Five Questions to Ask about Individual Health Insurance

by : Bradley Steffens



Whatever else might be said about , it is not easy to buy. You have to decide between companies, plans, deductibles. The choices are bewildering. Here are five questions to make the process simpler:

1. What can you afford? Insurance companies want you to make all your other choices first, and then consider cost, but it has to be the other way around. Health insurance should not put you into debt. To control costs, you can select a plan with a higher deductible—the amount you have to pay before the insurance takes over—higher co-payments, or fewer benefits. Make sure the risks you assume are limited, however. For example, agreeing to pay $2,000 in deductibles is a limited risk; it cannot exceed $2000. Accepting a limit on hospitalization and outpatient care is an unlimited risk, because the costs resulting from a serious illness or accident could far exceed insurance company’s limits.

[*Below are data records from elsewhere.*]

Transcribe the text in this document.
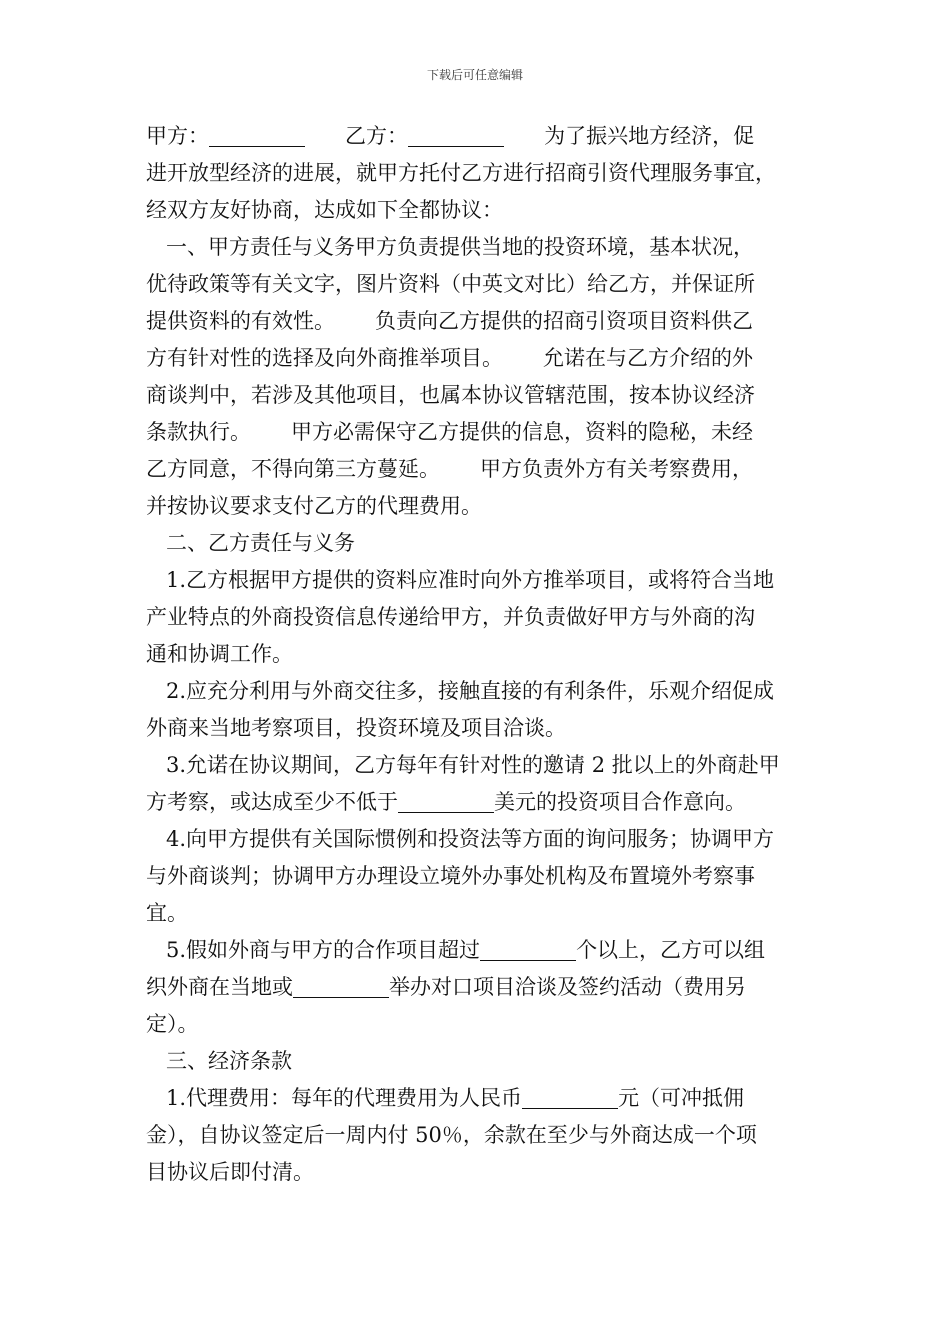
下载后可任意编辑
甲方：	乙方：	为了振兴地方经济，促
进开放型经济的进展，就甲方托付乙方进行招商引资代理服务事宜，
经双方友好协商，达成如下全都协议：
一、甲方责任与义务甲方负责提供当地的投资环境，基本状况，
优待政策等有关文字，图片资料（中英文对比）给乙方，并保证所
提供资料的有效性。      负责向乙方提供的招商引资项目资料供乙
方有针对性的选择及向外商推举项目。      允诺在与乙方介绍的外
商谈判中，若涉及其他项目，也属本协议管辖范围，按本协议经济
条款执行。      甲方必需保守乙方提供的信息，资料的隐秘，未经
乙方同意，不得向第三方蔓延。      甲方负责外方有关考察费用，
并按协议要求支付乙方的代理费用。
二、乙方责任与义务
1.乙方根据甲方提供的资料应准时向外方推举项目，或将符合当地
产业特点的外商投资信息传递给甲方，并负责做好甲方与外商的沟
通和协调工作。
2.应充分利用与外商交往多，接触直接的有利条件，乐观介绍促成
外商来当地考察项目，投资环境及项目洽谈。
3.允诺在协议期间，乙方每年有针对性的邀请 2 批以上的外商赴甲
方考察，或达成至少不低于	美元的投资项目合作意向。
4.向甲方提供有关国际惯例和投资法等方面的询问服务；协调甲方
与外商谈判；协调甲方办理设立境外办事处机构及布置境外考察事
宜。
5.假如外商与甲方的合作项目超过	个以上，乙方可以组
织外商在当地或	举办对口项目洽谈及签约活动（费用另
定）。
三、经济条款
1.代理费用：每年的代理费用为人民币	元（可冲抵佣
金），自协议签定后一周内付 50％，余款在至少与外商达成一个项
目协议后即付清。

2. Do you want to keep your doctor? If you have a doctor and/or a specialist you want to continue seeing, your choice of plans may be limited. With a managed care plan such as an HMO (Health Maintenance Organization), PPO (Preferred Provider Organization), POS (Point of Service), or IPA (Individual Practice Association), your doctor would have to be part of the network. If he or she is not in any network, you would have to consider an indemnity plan, sometimes called a “fee-for-service" plan. This type of plan allows you to go to any doctor, hospital, and specialist, but it has a high annual deductible. After the deductible is met, the individual health insurance plan will pay about 80 percent of the bill. You are responsible for the other 20 percent. In addition, indemnity plans set “usual and customary" rates for treatment. If your doctor charges more than the usual and customary rate, you pay the difference.

3. What medical conditions do you have? If you have a chronic medical condition such as asthma or diabetes, you will want to compare coverage to see how the insurance company will handle your condition. If your condition has been diagnosed or treated before joining a new plan, it will be considered “pre-existing." Under the Health Insurance Portability and Accountability Act (HIPAA), a pre-existing condition must be covered without a waiting period when you join group plan, provided you have been insured during the last twelve months. When buying individual insurance, however, the insurance company can place a waiting period on coverage related to the condition, or it can decline to cover you outright. Five states–Massachusetts, Maine, New Jersey, New York and Vermont—require insurance companies to make health insurance available to all people regardless of their health (guaranteed issue). Some other states offer high-risk individuals the opportunity to participate in insurance pools that provide coverage to people who have been denied insurance based on pre-existing conditions.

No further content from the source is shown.